Devenez le plus grand détective de tous les temps : Sherlock Holmes ! Grâce à vos extraordinaires capacités de détective, résolvez 6 grandes affaires passionnantes et variées : meurtres, disparitions, vols spectaculaires et autres enquêtes qui vous emmèneront parfois aux frontières du fantastique.
Écouterez-vous votre sens moral, ou appliquerez-vous la justice à la lettre ?

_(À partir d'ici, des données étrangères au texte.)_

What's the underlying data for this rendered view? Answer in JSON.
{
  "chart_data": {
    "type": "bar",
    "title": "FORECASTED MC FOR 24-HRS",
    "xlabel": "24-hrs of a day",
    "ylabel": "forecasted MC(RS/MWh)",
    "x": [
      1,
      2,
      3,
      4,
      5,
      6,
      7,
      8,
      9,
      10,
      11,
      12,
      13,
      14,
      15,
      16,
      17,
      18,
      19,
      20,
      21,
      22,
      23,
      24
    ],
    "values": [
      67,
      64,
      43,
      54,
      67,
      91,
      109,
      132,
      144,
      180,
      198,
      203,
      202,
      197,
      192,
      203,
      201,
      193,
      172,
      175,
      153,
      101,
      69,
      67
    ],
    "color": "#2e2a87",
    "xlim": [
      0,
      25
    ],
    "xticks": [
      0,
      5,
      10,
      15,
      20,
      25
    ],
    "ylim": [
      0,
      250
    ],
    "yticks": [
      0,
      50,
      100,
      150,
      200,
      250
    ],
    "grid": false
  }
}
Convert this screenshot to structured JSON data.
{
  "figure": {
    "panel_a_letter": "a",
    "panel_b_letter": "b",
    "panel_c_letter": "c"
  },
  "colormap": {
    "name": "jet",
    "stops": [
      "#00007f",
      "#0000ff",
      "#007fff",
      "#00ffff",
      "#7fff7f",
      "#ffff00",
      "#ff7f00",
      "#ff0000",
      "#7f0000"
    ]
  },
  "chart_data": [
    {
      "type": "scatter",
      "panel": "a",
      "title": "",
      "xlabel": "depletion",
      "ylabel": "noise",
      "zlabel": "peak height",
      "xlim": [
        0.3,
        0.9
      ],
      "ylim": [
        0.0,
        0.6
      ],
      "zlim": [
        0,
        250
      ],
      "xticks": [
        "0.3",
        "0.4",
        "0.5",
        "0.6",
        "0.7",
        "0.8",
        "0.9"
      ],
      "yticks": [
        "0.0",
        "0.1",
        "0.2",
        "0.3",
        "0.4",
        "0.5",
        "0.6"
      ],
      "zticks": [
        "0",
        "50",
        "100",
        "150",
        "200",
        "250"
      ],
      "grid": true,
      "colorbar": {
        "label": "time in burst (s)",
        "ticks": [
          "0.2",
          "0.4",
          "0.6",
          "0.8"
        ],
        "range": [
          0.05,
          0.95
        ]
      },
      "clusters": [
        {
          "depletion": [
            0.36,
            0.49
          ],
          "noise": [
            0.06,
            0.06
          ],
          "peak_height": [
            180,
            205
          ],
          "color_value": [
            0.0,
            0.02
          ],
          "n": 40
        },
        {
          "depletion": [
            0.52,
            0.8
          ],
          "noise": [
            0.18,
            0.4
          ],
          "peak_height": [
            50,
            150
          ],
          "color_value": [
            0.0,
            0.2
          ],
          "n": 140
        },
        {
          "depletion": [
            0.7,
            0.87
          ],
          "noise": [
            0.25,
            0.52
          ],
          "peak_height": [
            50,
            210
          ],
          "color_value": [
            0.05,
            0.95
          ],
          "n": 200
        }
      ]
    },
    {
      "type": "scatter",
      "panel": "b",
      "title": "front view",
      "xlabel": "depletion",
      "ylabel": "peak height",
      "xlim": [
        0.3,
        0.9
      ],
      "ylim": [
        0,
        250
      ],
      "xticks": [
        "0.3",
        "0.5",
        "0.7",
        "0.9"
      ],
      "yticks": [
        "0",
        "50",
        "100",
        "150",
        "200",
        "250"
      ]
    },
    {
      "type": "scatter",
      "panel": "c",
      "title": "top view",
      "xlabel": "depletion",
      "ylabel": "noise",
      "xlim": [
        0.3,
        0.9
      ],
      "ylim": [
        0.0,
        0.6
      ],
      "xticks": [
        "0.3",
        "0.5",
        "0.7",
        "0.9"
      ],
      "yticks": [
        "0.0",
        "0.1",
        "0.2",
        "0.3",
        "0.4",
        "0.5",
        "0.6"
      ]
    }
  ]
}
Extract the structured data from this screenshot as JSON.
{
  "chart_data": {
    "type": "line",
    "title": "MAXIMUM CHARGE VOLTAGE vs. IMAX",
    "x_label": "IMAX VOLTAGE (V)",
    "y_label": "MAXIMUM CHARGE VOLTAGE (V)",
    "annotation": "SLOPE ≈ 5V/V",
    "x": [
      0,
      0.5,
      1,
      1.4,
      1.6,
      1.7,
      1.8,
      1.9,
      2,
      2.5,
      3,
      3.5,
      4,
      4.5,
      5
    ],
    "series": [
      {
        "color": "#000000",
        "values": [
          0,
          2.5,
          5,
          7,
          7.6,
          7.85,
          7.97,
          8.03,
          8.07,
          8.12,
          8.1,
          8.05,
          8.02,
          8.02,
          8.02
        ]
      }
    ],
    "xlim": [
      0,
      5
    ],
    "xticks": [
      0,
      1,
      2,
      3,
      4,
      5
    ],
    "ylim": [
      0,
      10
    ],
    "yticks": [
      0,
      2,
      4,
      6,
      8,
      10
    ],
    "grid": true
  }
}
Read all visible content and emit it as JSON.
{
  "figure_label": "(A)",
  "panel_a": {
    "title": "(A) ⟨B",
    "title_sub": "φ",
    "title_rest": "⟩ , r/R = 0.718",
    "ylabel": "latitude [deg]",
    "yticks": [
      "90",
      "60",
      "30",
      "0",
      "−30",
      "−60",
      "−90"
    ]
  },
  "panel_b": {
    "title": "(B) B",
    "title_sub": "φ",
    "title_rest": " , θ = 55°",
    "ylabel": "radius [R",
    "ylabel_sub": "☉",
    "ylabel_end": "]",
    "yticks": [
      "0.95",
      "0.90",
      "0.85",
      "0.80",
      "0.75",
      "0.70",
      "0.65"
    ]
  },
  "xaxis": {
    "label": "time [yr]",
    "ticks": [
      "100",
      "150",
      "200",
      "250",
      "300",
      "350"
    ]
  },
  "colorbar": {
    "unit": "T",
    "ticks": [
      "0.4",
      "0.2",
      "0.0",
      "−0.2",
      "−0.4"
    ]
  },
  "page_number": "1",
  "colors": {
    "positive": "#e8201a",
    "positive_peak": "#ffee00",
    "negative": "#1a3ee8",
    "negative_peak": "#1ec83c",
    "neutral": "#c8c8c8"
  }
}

L’immense liberté d’action de Crimes & Punishments vous permet de mener les enquêtes comme bon vous semble. Grâce aux extraordinaires dons de détective de Sherlock, choisissez les pistes à suivre, interrogez vos suspects et déterminez vous-même ceux que vous pensez être coupables… et décidez même de leur sort ! Les ramifications sont légion et vos décisions ont ainsi une véritable influence, à travers votre réputation ou encore des conséquences qui se manifesteront parfois de manière inattendue.[1]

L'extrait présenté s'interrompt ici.